I ask the Lord to aid me in my journey in life and guide me towards His will. I have been going through a tough time my whole life and feel depressed and unhappy. I ask for guidance and help to move towards a better path for me according to His will and to strengthen my bond with God. I am also trying to find a father of confession at my new church and just asked my first priest today, I pray everything goes well and I stop feeling internally ashamed all the time at everything.
Please pray for my daughter and her children so God protect them from any harm and save them from that dangerous trip that they are forced to go to. May God miraculously cancel that trip.
Please pray for a lady her name is Jewanna who lost her husband, she has two little kids Evie 6 years old and Elian 2 years old.

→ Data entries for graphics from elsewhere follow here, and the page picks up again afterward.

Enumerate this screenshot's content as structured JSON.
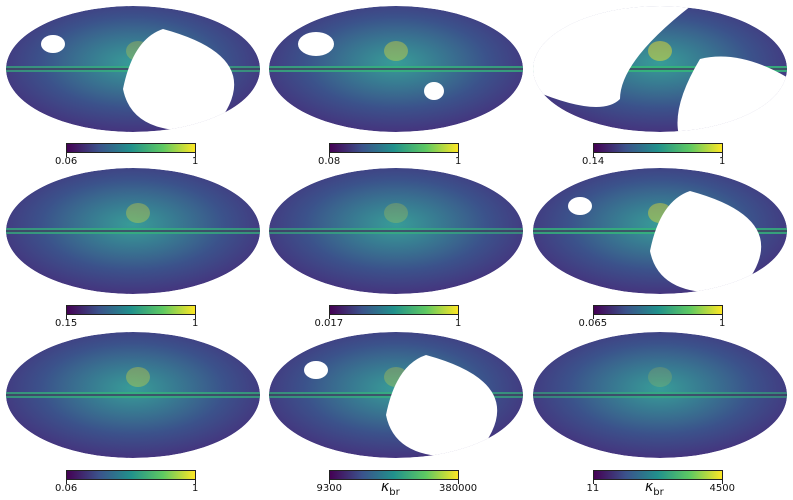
{
  "panels": [
    {
      "min": "0.06",
      "max": "1",
      "mask": "sky-right"
    },
    {
      "min": "0.08",
      "max": "1",
      "mask": "spots"
    },
    {
      "min": "0.14",
      "max": "1",
      "mask": "band"
    },
    {
      "min": "0.15",
      "max": "1",
      "mask": "none"
    },
    {
      "min": "0.017",
      "max": "1",
      "mask": "none"
    },
    {
      "min": "0.065",
      "max": "1",
      "mask": "sky-right"
    },
    {
      "min": "0.06",
      "max": "1",
      "mask": "none"
    },
    {
      "min": "9300",
      "max": "380000",
      "mask": "sky-right",
      "unit": "κ",
      "unit_sub": "br"
    },
    {
      "min": "11",
      "max": "4500",
      "mask": "none",
      "unit": "κ",
      "unit_sub": "br"
    }
  ],
  "colormap": "viridis",
  "colors": {
    "low": "#440154",
    "mid": "#21918c",
    "high": "#fde725"
  }
}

Can you pray for my mom and I to stay healthy and that I may stay in the faith despite my classes’ convincing information on other religions and no religion and that I may always belong to Jesus Christ despite my thoughts. Please pray for my bad thoughts to stop and for my mom’s bad thoughts to stop as well. Also please pray for my mom to stay in the faith. Please pray for my dad to also return to Christ. Pleae pray that Christ may give my mom and I a serving heart full of love for Christ. Please pray that my obsessive thoughts stop. Also please pray for Natalie’s parents who were sick with covid. Also please pray for covid to end or milden as well as for peace of mind and wisdom of all Christian people including my family. Please pray for the Ukraine and that we may not enter war but live in peace with all and please pray that the Christian faith may grow.
Is it ok if I send more prayer requests later?
Please pray for healing and peace of mind for Mary Ann. Thank you, I appreciate it!